Surely that depends on your usage/charging and when you do the reading. It's not unknown for cars to show 100% full then drop more than expected after a few minutes of usage.
How many miles have you on the car? Studies on usage have shown you lose about a bar on the battery every 12K miles after the first 16K miles. As you've 8K miles a year thats 40K miles so I'd expect your battery to be 75-80% after 5 years use.
https://www.nimblefins.co.uk/nissan-leaf-battery-capacity-range
My 20 year old car allegedly left the factory with 350bhp but always measured 343-346bhp, until I had some work done, where it was 380bhp
Cars don't lose a huge amount of power over years now.
My car has 22k on the clock, bought at 18k 3 years old in October. Battery condition went up from 94% on purchase to 95%, probably due to minor self adjustment and the increased number of cell balancing opportunities when I do my deep discharge daily commute.
The link you provided is fishy. Only sampled across 500 cars, 2011-2015-ish Leaf in America are known to have battery degradation in hot weather. 2013-2017 Sunderland built Leaf 24 and 30 are much more robust. This 2013 built Leaf with 100k miles on the clock in 2015 still has full battery bars:
https://www.zap-map.com/electric-taxi-company-clocks-100000-miles-in-nissan-leaf/
I admire your optimism, but id love to see some real data, not just what you expect. My experience of higher power rechargeable batteries is woeful when they have some use on them , they also tend to die very quickly! Also when they are subjected to cold temperatures capacity just vanishes.
You are talking about a £70k+ car with a Tesla and you can buy a whole lot of power and performance for £70k. If im spending £70k it wont be on a Tesla or indeed any EV!

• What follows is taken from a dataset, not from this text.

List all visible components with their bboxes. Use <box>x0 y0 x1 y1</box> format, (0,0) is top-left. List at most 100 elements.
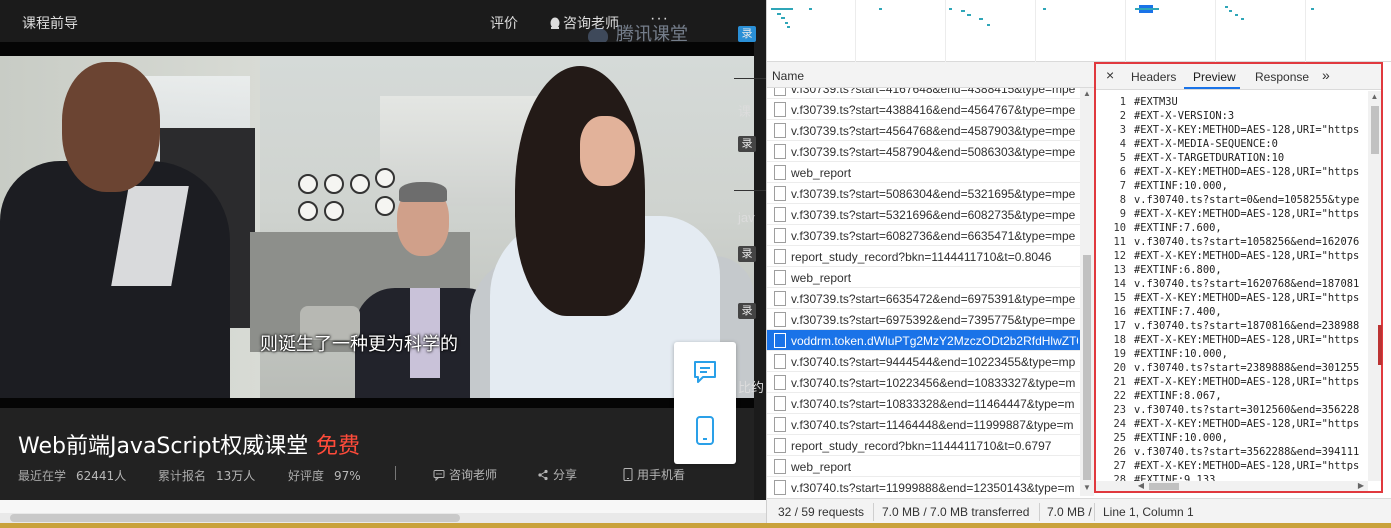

EV battery are hardly the same as high power rechargeable batteries. When you leave your EV plugged in, it doesn't trickle charge the car at 100% like your laptop/phone. My experience with high powered Li-Po drone batteries tells me they are excellent as long as not left sitting at extremes (0 or 100% charged), I've had my drone for 3 years now and still get the same amount of flight time as before.
The cold temperature issue is true with my Leaf, 20% reduction in range compared to 10% reduction in MPG for ICE cars. Not too dissimilar. Similarly, I had to queue 1 hour to get out of a town last Friday in the snow, nudging forward slowly, a total distance of 1.2 miles. My fuel economy was in single digits. But in an EV, I would have only used 3kWh to keep the heater on, zero power is wasted moving forward slowly.
If I were to be spend £50k+ on a car, it will definitely be a Tesla Model S, No question about it. The EV powertrain driving experience is just so much better than ICE powered cars. As mentioned previously, Tesla supercharger infrastructure provides long range travel so there's no longer any real advantage to ICE cars.
For anything with a sensible amount of power, the answer is "slip roads joining a motorway is pretty much it" but even then the legal limit arrives very fast. On my car (not a TVR) that's just before the 7300 rev limiter in second. At least it sounds nice as the engine winds up in second gear while it gets there though
Driving an EV lets you enjoy great acceleration from stand still up to 30 mph
Higher power EV such as a Tesla gives you fantastic sense of power all the way to legal speed limits.
The sense of immediate power is very addictive. No turbo lag, no unpredictable kick-down power surge, no wait for slush-box to shift mid-roundabout. Just press the go-peddle and you always get exact amount of power you demand.
Cars aren't just transport, they can be very emotive. Even those that say they aren't still pick a colour
But the emotional attachment to ICE is going to go the same way as preferring to tend to a horse for your transport needs. The attachment to a brand that has "sporting pedigree" just seems plain stupid to me. If a new brand makes a superior product, then why dismiss it? I honestly don't see ANY reason to choose Jag I-Pace over a Tesla. The former doesn't have the charging infrastructure, no OTA updating firmware, and still sells their cars using slimy dealers.